Folate and vitamin B-6 act in generating methyl groups for homocysteine remethylation, but the kinetic effects of folate or vitamin B-6 deficiency are not known. We used an intravenous primed, constant infusion of stable isotope-labeled serine, methionine, and leucine to investigate one-carbon metabolism in healthy control (n = 5), folate-deficient (n = 4), and vitamin B-6-deficient (n = 5) human subjects. The plasma homocysteine concentration in folate-deficient subjects [15.9 +/-2.1 (SD) mu mol/l] was approximately two times that of control (7.4 +/-1.7 mmol/l) and vitamin B-6-deficient (7.7 +/-2.1 mmol/l) subjects. The rate of methionine synthesis by homocysteine remethylation was depressed (P = 0.027) in folate deficiency but not in vitamin B-6 deficiency. For all subjects, the homocysteine remethylation rate was not significantly associated with plasma homocysteine concentration (r = -0.44, P = 0.12). The fractional synthesis rate of homocysteine from methionine was positively correlated with plasma homocysteine concentration (r = 0.60, P = 0.031), and a model incorporating both homocysteine remethylation and synthesis rates closely predicted plasma homocysteine levels (r = 0.85, P = 0.0015). Rates of homocysteine remethylation and serine synthesis were inversely correlated (r = -0.89, P < 0.001). These studies demonstrate distinctly different metabolic consequences of vitamin B-6 and folate deficiencies.

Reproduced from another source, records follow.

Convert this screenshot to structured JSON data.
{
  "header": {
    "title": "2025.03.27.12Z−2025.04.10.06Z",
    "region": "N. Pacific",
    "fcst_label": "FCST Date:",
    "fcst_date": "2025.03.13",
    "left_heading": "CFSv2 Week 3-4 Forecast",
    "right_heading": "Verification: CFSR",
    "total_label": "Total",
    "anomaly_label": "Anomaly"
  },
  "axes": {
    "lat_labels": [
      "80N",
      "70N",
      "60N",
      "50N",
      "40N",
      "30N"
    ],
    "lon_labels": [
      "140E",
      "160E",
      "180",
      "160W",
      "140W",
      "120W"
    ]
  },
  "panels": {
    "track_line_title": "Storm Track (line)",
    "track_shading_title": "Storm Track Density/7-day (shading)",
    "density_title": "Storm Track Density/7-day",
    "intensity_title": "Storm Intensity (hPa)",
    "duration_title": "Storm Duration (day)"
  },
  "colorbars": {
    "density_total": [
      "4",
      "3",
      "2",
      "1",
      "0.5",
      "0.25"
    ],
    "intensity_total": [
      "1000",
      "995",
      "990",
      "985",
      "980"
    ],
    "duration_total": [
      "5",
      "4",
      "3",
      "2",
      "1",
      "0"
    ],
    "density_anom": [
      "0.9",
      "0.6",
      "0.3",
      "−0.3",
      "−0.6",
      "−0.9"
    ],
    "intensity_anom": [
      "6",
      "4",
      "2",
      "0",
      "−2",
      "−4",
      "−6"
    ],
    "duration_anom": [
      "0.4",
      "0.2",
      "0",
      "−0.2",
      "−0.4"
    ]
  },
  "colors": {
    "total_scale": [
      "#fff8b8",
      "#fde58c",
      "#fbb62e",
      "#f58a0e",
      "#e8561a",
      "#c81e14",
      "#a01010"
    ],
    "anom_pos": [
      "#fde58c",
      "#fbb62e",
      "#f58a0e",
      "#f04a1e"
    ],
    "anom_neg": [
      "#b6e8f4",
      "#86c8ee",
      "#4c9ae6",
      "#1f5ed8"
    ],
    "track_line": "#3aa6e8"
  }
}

Vitamin B-6 deficiency in rats reduces hepatic serine hydroxymethyltransferase and cystathionine beta-synthase activities and rates of in vivo protein turnover, homocysteine remethylation and transsulfuration

Vitamin B-6 deficiency causes mild elevation in plasma homocysteine, but the mechanism has not been clearly established. Serine is a substrate in one-carbon metabolism and in the transsulfuration pathway of homocysteine catabolism, and pyridoxal phosphate (PLP) plays a key role as coenzyme for serine hydroxymethyltransferase (SHMT) and enzymes of transsulfuration. In this study we used [H-2(3)]serine as a primary tracer to examine the remethylation pathway in adequately nourished and vitamin B-6-deficient rats pi and 0.1 mg pyridoxine (PN)/kg diet]. [H-2(3)]Leucine and [1-C-13]methionine were also used to examine turnover of protein and methionine pools, respectively, All tracers were injected intraperitoneally as a bolus dose, and then rats were killed (n = 4/time point) after 30, 60 and 120 min. Rats fed the low-PN diet had significantly lower growth and plasma and liver PLP concentrations, reduced liver SHMT activity, greater plasma and liver total homocysteine concentration, and reduced liver S-adenosylmethionine concentration. Hepatic and whole body protein turnover were reduced in vitamin B-6-deficient rats as evidenced by greater isotopic enrichment of [H-2(3)]leucine. Hepatic [H-2(2)]methionine production from [H-2(3)]serine via cytosolic SHMT and the remethylation pathway was reduced by 80.6% in vitamin B-6 deficiency. The deficiency did not significantly reduce hepatic cystathionine-beta-synthase activity, and in vivo hepatic transsulfuration flux shown by production of [H-2(3)]cysteine from the [H-2(3)]serine increased over twofold. In contrast, plasma appearance of [H-2(3)]cysteine was decreased by 89% in vitamin B-6 deficiency. The rate of hepatic homocysteine production shown by the ratio of [1-C-13]homocysteine/[1-C-13]methionine areas under enrichment vs. time curves was not affected by vitamin B-6 deficiency. Overall, these results indicate that vitamin B-6 deficiency substantially affects one-carbon metabolism by impairing both methyl group production for homocysteine remethylation and flux through whole-body transsulfuration.